Alors que le Mali est classé parmi les pays les plus pauvres du monde en plus de connaître la guerre et le terrorisme, les écoutes Tomi dans lesquelles apparaît IBK montrent un président malien obsédé par la satisfaction de ses besoins dispendieux. Le “parrain des parrains” le couvre d’égards et de cadeaux. Une voiture, pour commencer. Un Range Rover. Écoute du 4 octobre 2013, à 20 h 15 : « Et le Range ? », demande Tomi au président du Mali. « Impeccable, impeccable… », répond l’intéressé, qui n’a rien payé, d’après la justice. Le Corse, telle une nounou pour chef d’État, rappelle ensuite à IBK sa prescription médicale, listant les médicaments qu’il doit prendre sans faute.
L’homme d’affaires ne ménage pas ses efforts pour permettre au président malien de bénéficier des meilleurs soins en France. Le 3 décembre 2013, après s’être assuré qu’IBK a bien réceptionné le manteau qu’il vient de lui faire livrer (« comme ça demain vous vous couvrez bien »), Tomi tente un trait d’humour pour souligner à quel point il s’est démené pour obtenir un rendez-vous médical. Au bout du fil, celui qui fut élu vice-président de l’Internationale socialiste en 1999 semble réceptif.

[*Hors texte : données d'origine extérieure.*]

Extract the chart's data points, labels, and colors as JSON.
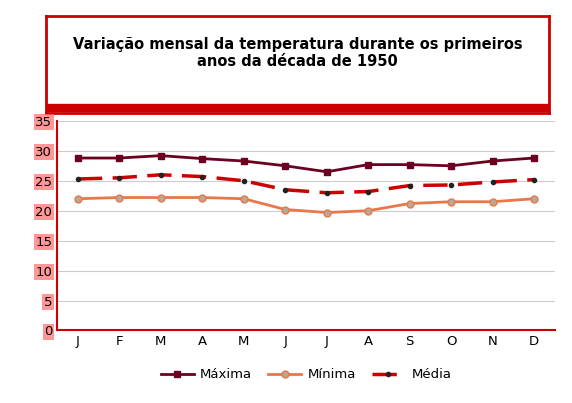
{
  "months": [
    "J",
    "F",
    "M",
    "A",
    "M",
    "J",
    "J",
    "A",
    "S",
    "O",
    "N",
    "D"
  ],
  "maxima": [
    28.8,
    28.8,
    29.2,
    28.7,
    28.3,
    27.5,
    26.5,
    27.7,
    27.7,
    27.5,
    28.3,
    28.8
  ],
  "minima": [
    22.0,
    22.2,
    22.2,
    22.2,
    22.0,
    20.2,
    19.7,
    20.0,
    21.2,
    21.5,
    21.5,
    22.0
  ],
  "media": [
    25.3,
    25.5,
    26.0,
    25.7,
    25.0,
    23.5,
    23.0,
    23.2,
    24.2,
    24.3,
    24.8,
    25.2
  ],
  "ylim": [
    0,
    35
  ],
  "yticks": [
    0,
    5,
    10,
    15,
    20,
    25,
    30,
    35
  ],
  "title_line1": "Variação mensal da temperatura durante os primeiros",
  "title_line2": "anos da década de 1950",
  "color_maxima": "#6B0020",
  "color_minima": "#E8784A",
  "color_media": "#CC0000",
  "legend_labels": [
    "Máxima",
    "Mínima",
    "Média"
  ],
  "bg_color": "#FFFFFF",
  "title_box_bg": "#FFFFFF",
  "title_box_border": "#CC0000",
  "grid_color": "#CCCCCC",
  "spine_color": "#CC0000"
}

— Tomi : « Vous savez la dernière pour un socialiste ? On va casser la grève demain, parce qu'il y a grève dans les hôpitaux à Marseille mais pour vous on va ouvrir l’IRM. »
— IBK : « Ouuuh mon frère. »
— Tomi : « Hein… »
— IBK : « Tu fais de moi un briseur de grève ! »

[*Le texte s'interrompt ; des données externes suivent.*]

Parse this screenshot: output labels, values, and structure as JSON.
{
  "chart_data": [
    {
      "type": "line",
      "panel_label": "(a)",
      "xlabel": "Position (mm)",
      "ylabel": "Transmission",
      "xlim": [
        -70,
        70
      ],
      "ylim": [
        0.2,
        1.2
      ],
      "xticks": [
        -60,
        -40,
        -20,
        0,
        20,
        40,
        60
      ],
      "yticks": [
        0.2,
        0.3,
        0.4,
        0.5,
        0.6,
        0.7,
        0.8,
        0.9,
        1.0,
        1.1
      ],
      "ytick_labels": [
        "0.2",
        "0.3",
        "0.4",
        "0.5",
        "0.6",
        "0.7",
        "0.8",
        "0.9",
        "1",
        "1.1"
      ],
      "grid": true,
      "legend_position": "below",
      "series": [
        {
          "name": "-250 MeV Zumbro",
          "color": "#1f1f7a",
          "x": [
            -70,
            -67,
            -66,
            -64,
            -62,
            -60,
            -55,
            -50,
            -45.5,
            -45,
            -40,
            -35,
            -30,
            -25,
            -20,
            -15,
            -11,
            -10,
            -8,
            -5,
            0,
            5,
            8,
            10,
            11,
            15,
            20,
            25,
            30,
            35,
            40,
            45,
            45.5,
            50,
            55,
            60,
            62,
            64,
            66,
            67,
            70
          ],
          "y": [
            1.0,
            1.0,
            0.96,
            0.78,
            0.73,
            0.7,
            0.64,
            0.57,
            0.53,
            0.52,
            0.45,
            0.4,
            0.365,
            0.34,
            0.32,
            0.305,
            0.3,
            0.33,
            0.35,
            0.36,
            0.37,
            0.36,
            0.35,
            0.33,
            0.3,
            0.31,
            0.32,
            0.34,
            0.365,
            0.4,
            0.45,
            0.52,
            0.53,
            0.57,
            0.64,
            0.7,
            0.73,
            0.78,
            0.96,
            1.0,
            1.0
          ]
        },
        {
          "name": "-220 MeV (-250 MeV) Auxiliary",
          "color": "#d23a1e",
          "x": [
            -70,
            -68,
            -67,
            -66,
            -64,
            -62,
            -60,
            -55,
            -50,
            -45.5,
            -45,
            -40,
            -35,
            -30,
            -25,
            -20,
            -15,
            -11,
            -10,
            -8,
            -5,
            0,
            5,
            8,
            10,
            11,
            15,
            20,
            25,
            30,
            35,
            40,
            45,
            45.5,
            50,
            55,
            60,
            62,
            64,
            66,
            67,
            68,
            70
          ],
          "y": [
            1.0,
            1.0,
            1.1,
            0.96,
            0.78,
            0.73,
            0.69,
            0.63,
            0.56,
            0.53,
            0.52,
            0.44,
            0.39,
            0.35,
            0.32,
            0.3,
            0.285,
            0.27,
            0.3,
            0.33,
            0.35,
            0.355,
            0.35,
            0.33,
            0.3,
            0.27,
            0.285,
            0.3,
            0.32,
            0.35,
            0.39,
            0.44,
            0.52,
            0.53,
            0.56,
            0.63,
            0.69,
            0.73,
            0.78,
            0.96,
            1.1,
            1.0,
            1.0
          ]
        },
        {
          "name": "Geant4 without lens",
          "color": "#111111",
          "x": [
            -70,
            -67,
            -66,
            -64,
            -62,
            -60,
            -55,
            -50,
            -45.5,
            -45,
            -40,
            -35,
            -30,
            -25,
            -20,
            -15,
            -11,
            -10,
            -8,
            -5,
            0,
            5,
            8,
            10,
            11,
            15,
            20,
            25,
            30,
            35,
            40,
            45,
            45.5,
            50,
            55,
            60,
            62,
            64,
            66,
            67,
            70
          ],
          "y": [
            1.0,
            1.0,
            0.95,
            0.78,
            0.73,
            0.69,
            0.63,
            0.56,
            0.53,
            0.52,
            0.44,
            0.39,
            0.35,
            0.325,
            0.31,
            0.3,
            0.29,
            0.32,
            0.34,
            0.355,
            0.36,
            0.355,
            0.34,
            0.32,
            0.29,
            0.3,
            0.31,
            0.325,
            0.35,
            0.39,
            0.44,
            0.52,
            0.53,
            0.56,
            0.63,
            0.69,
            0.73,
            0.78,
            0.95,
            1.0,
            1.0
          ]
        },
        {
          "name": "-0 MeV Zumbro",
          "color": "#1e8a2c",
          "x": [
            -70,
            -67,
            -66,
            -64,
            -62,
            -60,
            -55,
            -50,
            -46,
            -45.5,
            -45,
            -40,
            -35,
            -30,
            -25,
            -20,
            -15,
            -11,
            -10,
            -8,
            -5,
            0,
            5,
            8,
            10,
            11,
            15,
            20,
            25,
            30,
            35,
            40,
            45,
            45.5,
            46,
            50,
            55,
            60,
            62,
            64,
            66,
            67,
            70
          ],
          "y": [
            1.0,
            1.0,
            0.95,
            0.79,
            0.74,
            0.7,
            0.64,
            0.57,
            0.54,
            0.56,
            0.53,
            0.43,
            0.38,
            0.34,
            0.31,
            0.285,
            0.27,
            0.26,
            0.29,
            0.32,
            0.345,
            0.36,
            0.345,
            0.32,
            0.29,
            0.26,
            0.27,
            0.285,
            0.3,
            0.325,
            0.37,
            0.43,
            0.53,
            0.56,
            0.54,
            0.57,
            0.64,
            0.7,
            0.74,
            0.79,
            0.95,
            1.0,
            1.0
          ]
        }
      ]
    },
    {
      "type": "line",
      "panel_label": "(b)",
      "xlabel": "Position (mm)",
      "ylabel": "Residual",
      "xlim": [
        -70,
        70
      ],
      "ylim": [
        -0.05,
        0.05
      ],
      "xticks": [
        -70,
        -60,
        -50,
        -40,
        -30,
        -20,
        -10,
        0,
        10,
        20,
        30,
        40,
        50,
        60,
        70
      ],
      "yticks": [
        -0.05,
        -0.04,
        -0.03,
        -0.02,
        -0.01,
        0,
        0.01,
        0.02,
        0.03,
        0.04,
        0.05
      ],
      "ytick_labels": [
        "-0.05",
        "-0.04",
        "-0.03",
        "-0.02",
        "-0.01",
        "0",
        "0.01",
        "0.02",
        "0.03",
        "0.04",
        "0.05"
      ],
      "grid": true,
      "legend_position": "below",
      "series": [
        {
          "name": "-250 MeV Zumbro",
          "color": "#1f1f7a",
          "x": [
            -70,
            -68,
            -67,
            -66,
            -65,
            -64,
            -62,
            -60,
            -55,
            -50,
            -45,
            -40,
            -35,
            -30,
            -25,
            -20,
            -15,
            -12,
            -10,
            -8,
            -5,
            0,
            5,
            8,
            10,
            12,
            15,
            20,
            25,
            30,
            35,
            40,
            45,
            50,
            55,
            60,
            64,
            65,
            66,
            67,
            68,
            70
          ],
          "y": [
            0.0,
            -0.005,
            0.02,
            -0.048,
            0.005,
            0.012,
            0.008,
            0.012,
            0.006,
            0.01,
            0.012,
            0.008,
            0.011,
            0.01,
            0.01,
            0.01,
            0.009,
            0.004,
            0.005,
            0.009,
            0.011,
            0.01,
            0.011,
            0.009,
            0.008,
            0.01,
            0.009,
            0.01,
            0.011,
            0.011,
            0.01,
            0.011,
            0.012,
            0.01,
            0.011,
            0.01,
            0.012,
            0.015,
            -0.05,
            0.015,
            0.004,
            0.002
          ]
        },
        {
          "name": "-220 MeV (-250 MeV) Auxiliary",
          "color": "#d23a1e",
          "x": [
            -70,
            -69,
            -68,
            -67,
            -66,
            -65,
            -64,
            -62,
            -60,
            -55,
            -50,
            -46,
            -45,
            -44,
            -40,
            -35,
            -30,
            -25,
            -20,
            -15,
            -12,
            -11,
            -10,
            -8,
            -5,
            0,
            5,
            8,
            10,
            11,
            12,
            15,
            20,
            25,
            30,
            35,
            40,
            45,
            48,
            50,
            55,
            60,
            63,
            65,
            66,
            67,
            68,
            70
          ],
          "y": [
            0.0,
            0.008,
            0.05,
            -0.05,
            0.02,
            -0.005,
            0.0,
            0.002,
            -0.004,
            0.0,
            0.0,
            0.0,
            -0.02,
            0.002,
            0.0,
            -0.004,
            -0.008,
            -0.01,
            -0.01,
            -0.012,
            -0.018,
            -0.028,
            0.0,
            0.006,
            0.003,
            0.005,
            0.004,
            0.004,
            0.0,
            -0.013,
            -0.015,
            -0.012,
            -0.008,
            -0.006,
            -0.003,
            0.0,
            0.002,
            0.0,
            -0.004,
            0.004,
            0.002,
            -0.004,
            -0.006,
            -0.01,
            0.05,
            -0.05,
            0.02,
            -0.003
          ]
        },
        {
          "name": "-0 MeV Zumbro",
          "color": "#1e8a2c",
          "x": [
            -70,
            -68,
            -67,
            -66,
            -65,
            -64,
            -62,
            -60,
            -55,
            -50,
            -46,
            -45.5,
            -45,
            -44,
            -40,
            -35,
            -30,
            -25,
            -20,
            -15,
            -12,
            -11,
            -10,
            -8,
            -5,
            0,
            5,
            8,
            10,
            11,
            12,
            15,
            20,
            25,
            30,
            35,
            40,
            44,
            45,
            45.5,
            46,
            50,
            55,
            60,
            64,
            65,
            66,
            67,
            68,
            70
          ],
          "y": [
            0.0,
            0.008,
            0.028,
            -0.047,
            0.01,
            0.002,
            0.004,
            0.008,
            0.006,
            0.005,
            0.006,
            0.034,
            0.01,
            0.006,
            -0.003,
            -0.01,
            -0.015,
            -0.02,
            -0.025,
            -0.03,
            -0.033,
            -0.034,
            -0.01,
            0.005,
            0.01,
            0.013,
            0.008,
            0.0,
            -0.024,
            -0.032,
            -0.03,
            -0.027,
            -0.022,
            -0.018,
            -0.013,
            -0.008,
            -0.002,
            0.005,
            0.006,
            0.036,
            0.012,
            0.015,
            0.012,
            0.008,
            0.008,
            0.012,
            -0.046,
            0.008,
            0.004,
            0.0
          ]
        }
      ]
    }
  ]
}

— Tomi : « Voilà ! Briseur de grève ! J’ai déjà préparé le panneau “IBK contre la grève”. »
Beaucoup de conversations entre Tomi et IBK tournent également autour de l’aviation de luxe. D’abord au sujet d’un jet privé Bombardier Global Express, propriété du groupe de Michel Tomi, que la présidence malienne loue pour un million d’euros « alors même que l’État malien semble disposer d’un avion présidentiel », s’étonnent les enquêteurs de l’Office anti-corruption dans un rapport de synthèse de mars 2014. Il est aussi question de l’acquisition pour le président IBK d’un avion estimé à 36 millions de dollars par l’intermédiaire d’une société basée à Hong Kong, Skycolor.
Le mandat signé entre l’État malien et Skycolor, dont la justice a échoué à découvrir les vrais bénéficiaires économiques faute de coopération judiciaire, prévoit une commission de 5 % sur la vente au profit de ses mystérieux ayants droit. Les policiers soupçonnent que Tomi ou des proches se cachent en réalité derrière toute l’opération. Le principal intéressé s’en défend.
Les écoutes montrent pourtant bien que tout le clan Tomi s’investit intensément dans cette vente. Par pure amitié, donc. Les policiers soulignent d’ailleurs dans le même rapport de synthèse « l’influence » de Tomi exercée sur IBK, de telle sorte que quand deux ministres du gouvernement malien s’opposent à l’achat de l’avion pour des raisons de bonne gestion, « Michel Tomi en est informé et contacte immédiatement le président malien, lui demandant d’appeler ses ministres ». « Le soir même, le président malien prend attache avec Tomi pour l’informer qu’il a contacté son ministre de l’économie et que la signature de la vente de l’avion ne pose aucun problème », notent, sidérés, les enquêteurs.